Novel Gatifloxacin3-Carboxamide Derivatives as Anti-Tumor Agents: Synthesis, Enantioseparation, and Molecular Docking

Background: The affinity of a drug to the identified target (protein/enzyme) is a critical characteristic in the development of a novel drug. Fluoroquinolone derivatives with a carboxylic group change have improved antimicrobial and anticancer activity while maintaining antibacterial activity similar to parent drugs. Aim: In this paper, the rationale upon which synthesis of the new compounds is based, evaluation of their anticancer activity with in silico study, and suggestion of their mechanism of action are presented. Methods: Different practical procedures were used for the synthesis of four new gatifloxacin 3- carboxamide derivatives with their spectral data (UV-vis, IR, and 1H-NMR). The enantioseparation and docking studies are presented and discussed. Results: Four gatifloxacin 3-carboxamide derivatives were enantioseparated using a high-performance liquid chromatography approach using two distinct polysaccharide-based chiral stationary phases (CSPs).
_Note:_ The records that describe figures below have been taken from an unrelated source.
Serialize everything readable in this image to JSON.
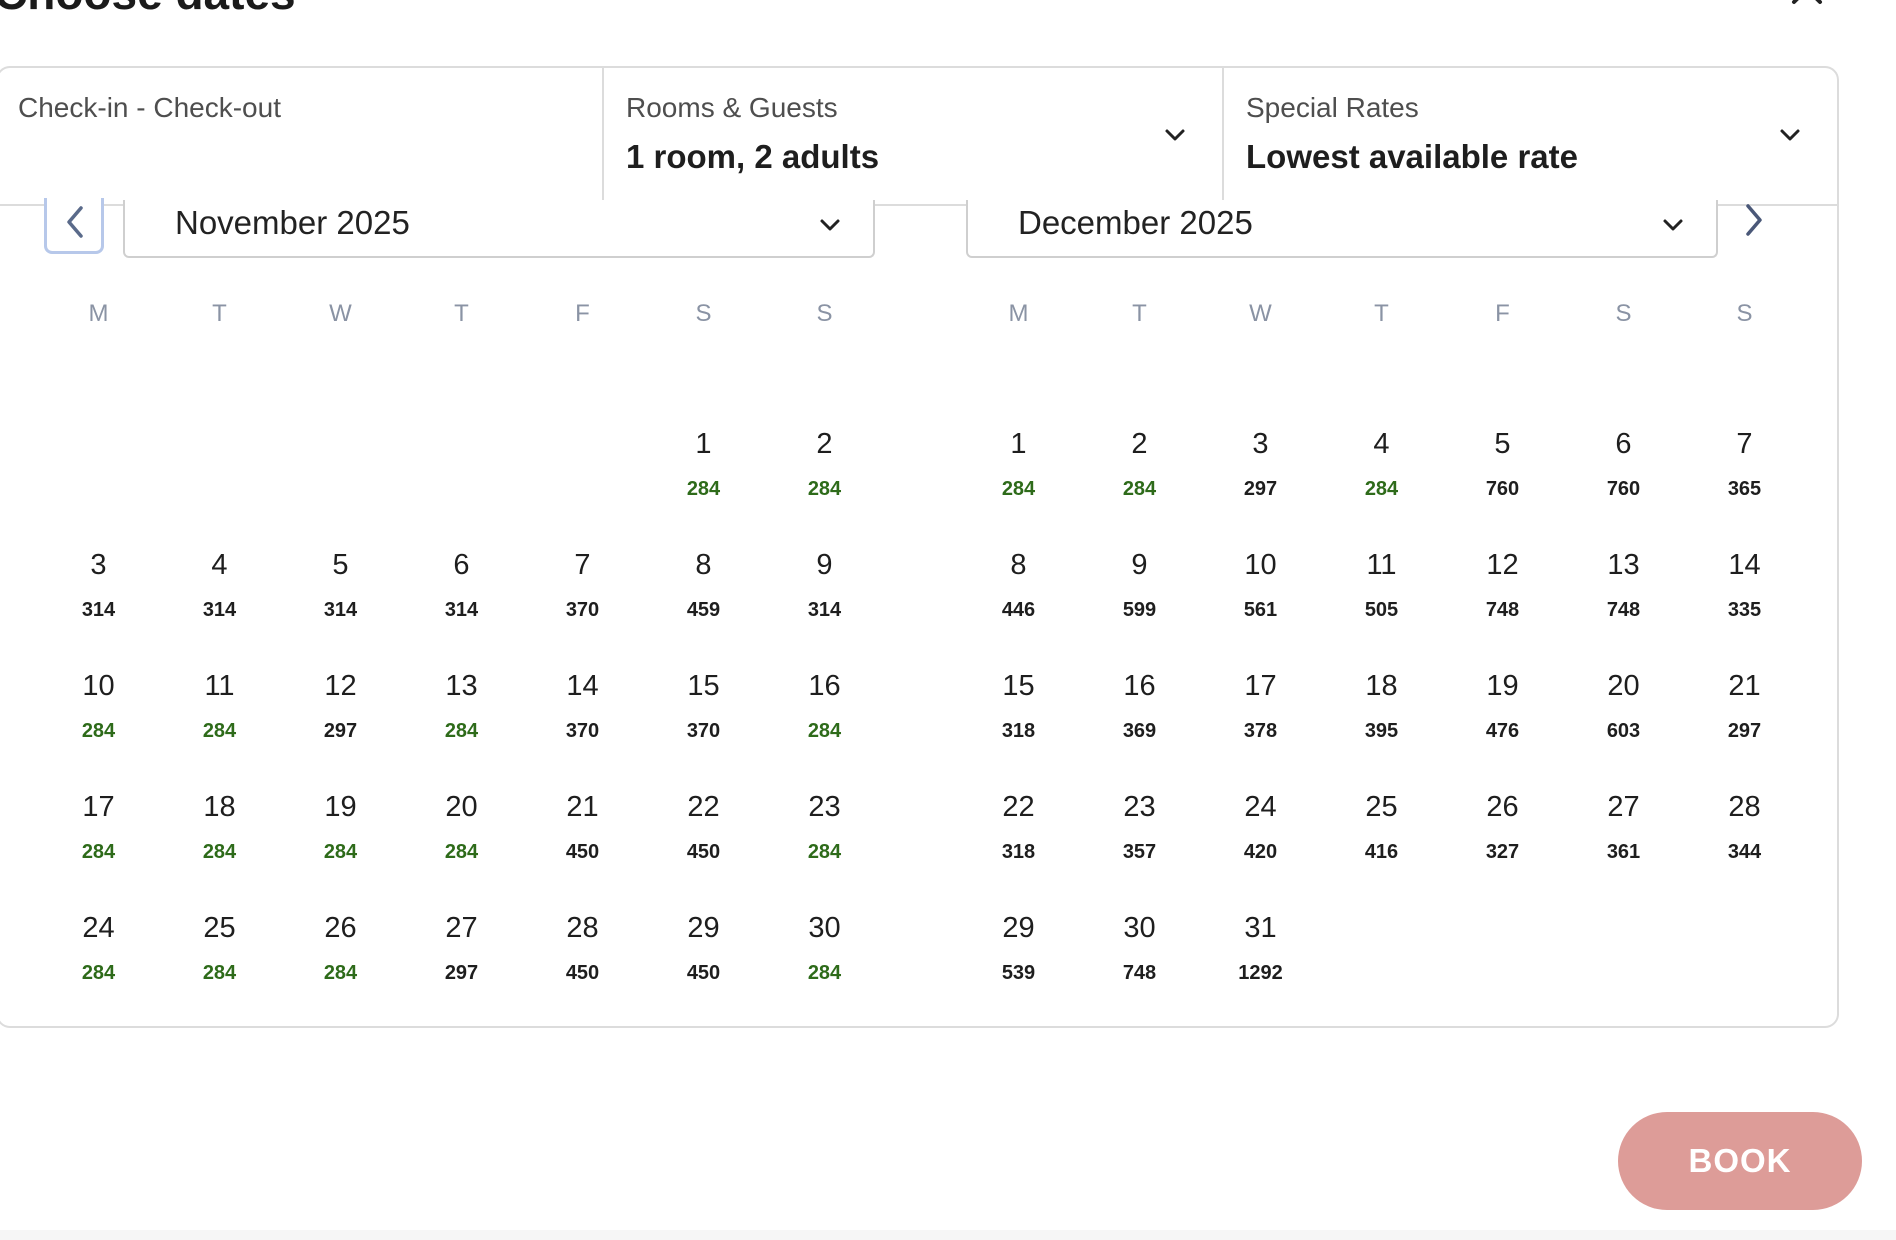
{
  "dialog": {
    "title": "Choose dates"
  },
  "fields": {
    "dates": {
      "label": "Check-in - Check-out"
    },
    "guests": {
      "label": "Rooms & Guests",
      "value": "1 room, 2 adults"
    },
    "rates": {
      "label": "Special Rates",
      "value": "Lowest available rate"
    }
  },
  "weekdays": [
    "M",
    "T",
    "W",
    "T",
    "F",
    "S",
    "S"
  ],
  "months": [
    {
      "label": "November 2025",
      "start_weekday": 5,
      "days": [
        {
          "d": "1",
          "p": "284",
          "low": true
        },
        {
          "d": "2",
          "p": "284",
          "low": true
        },
        {
          "d": "3",
          "p": "314",
          "low": false
        },
        {
          "d": "4",
          "p": "314",
          "low": false
        },
        {
          "d": "5",
          "p": "314",
          "low": false
        },
        {
          "d": "6",
          "p": "314",
          "low": false
        },
        {
          "d": "7",
          "p": "370",
          "low": false
        },
        {
          "d": "8",
          "p": "459",
          "low": false
        },
        {
          "d": "9",
          "p": "314",
          "low": false
        },
        {
          "d": "10",
          "p": "284",
          "low": true
        },
        {
          "d": "11",
          "p": "284",
          "low": true
        },
        {
          "d": "12",
          "p": "297",
          "low": false
        },
        {
          "d": "13",
          "p": "284",
          "low": true
        },
        {
          "d": "14",
          "p": "370",
          "low": false
        },
        {
          "d": "15",
          "p": "370",
          "low": false
        },
        {
          "d": "16",
          "p": "284",
          "low": true
        },
        {
          "d": "17",
          "p": "284",
          "low": true
        },
        {
          "d": "18",
          "p": "284",
          "low": true
        },
        {
          "d": "19",
          "p": "284",
          "low": true
        },
        {
          "d": "20",
          "p": "284",
          "low": true
        },
        {
          "d": "21",
          "p": "450",
          "low": false
        },
        {
          "d": "22",
          "p": "450",
          "low": false
        },
        {
          "d": "23",
          "p": "284",
          "low": true
        },
        {
          "d": "24",
          "p": "284",
          "low": true
        },
        {
          "d": "25",
          "p": "284",
          "low": true
        },
        {
          "d": "26",
          "p": "284",
          "low": true
        },
        {
          "d": "27",
          "p": "297",
          "low": false
        },
        {
          "d": "28",
          "p": "450",
          "low": false
        },
        {
          "d": "29",
          "p": "450",
          "low": false
        },
        {
          "d": "30",
          "p": "284",
          "low": true
        }
      ]
    },
    {
      "label": "December 2025",
      "start_weekday": 0,
      "days": [
        {
          "d": "1",
          "p": "284",
          "low": true
        },
        {
          "d": "2",
          "p": "284",
          "low": true
        },
        {
          "d": "3",
          "p": "297",
          "low": false
        },
        {
          "d": "4",
          "p": "284",
          "low": true
        },
        {
          "d": "5",
          "p": "760",
          "low": false
        },
        {
          "d": "6",
          "p": "760",
          "low": false
        },
        {
          "d": "7",
          "p": "365",
          "low": false
        },
        {
          "d": "8",
          "p": "446",
          "low": false
        },
        {
          "d": "9",
          "p": "599",
          "low": false
        },
        {
          "d": "10",
          "p": "561",
          "low": false
        },
        {
          "d": "11",
          "p": "505",
          "low": false
        },
        {
          "d": "12",
          "p": "748",
          "low": false
        },
        {
          "d": "13",
          "p": "748",
          "low": false
        },
        {
          "d": "14",
          "p": "335",
          "low": false
        },
        {
          "d": "15",
          "p": "318",
          "low": false
        },
        {
          "d": "16",
          "p": "369",
          "low": false
        },
        {
          "d": "17",
          "p": "378",
          "low": false
        },
        {
          "d": "18",
          "p": "395",
          "low": false
        },
        {
          "d": "19",
          "p": "476",
          "low": false
        },
        {
          "d": "20",
          "p": "603",
          "low": false
        },
        {
          "d": "21",
          "p": "297",
          "low": false
        },
        {
          "d": "22",
          "p": "318",
          "low": false
        },
        {
          "d": "23",
          "p": "357",
          "low": false
        },
        {
          "d": "24",
          "p": "420",
          "low": false
        },
        {
          "d": "25",
          "p": "416",
          "low": false
        },
        {
          "d": "26",
          "p": "327",
          "low": false
        },
        {
          "d": "27",
          "p": "361",
          "low": false
        },
        {
          "d": "28",
          "p": "344",
          "low": false
        },
        {
          "d": "29",
          "p": "539",
          "low": false
        },
        {
          "d": "30",
          "p": "748",
          "low": false
        },
        {
          "d": "31",
          "p": "1292",
          "low": false
        }
      ]
    }
  ],
  "book_label": "BOOK",
  "colors": {
    "low_price": "#2e6b1a",
    "book_button": "#dd9c98",
    "nav_focus": "#b7c8ea"
  },
  "icons": {
    "close": "close-icon",
    "prev": "chevron-left-icon",
    "next": "chevron-right-icon",
    "dropdown": "chevron-down-icon"
  }
}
The baseline enantioseparation of all derivatives evaluated in this study was achieved using both coated and immobilized amylose columns. In silico molecular docking study revealed that all compounds showed good docking score. Conclusion: The novel fluoroquinolone caboxamides derivatives could be repositioned as DNA topoisomerase II inhibitors, allowing them to be employed as anticancer agents, according to our in silico study. However, in vitro and in vivo experiments are required to confirm their efficacy.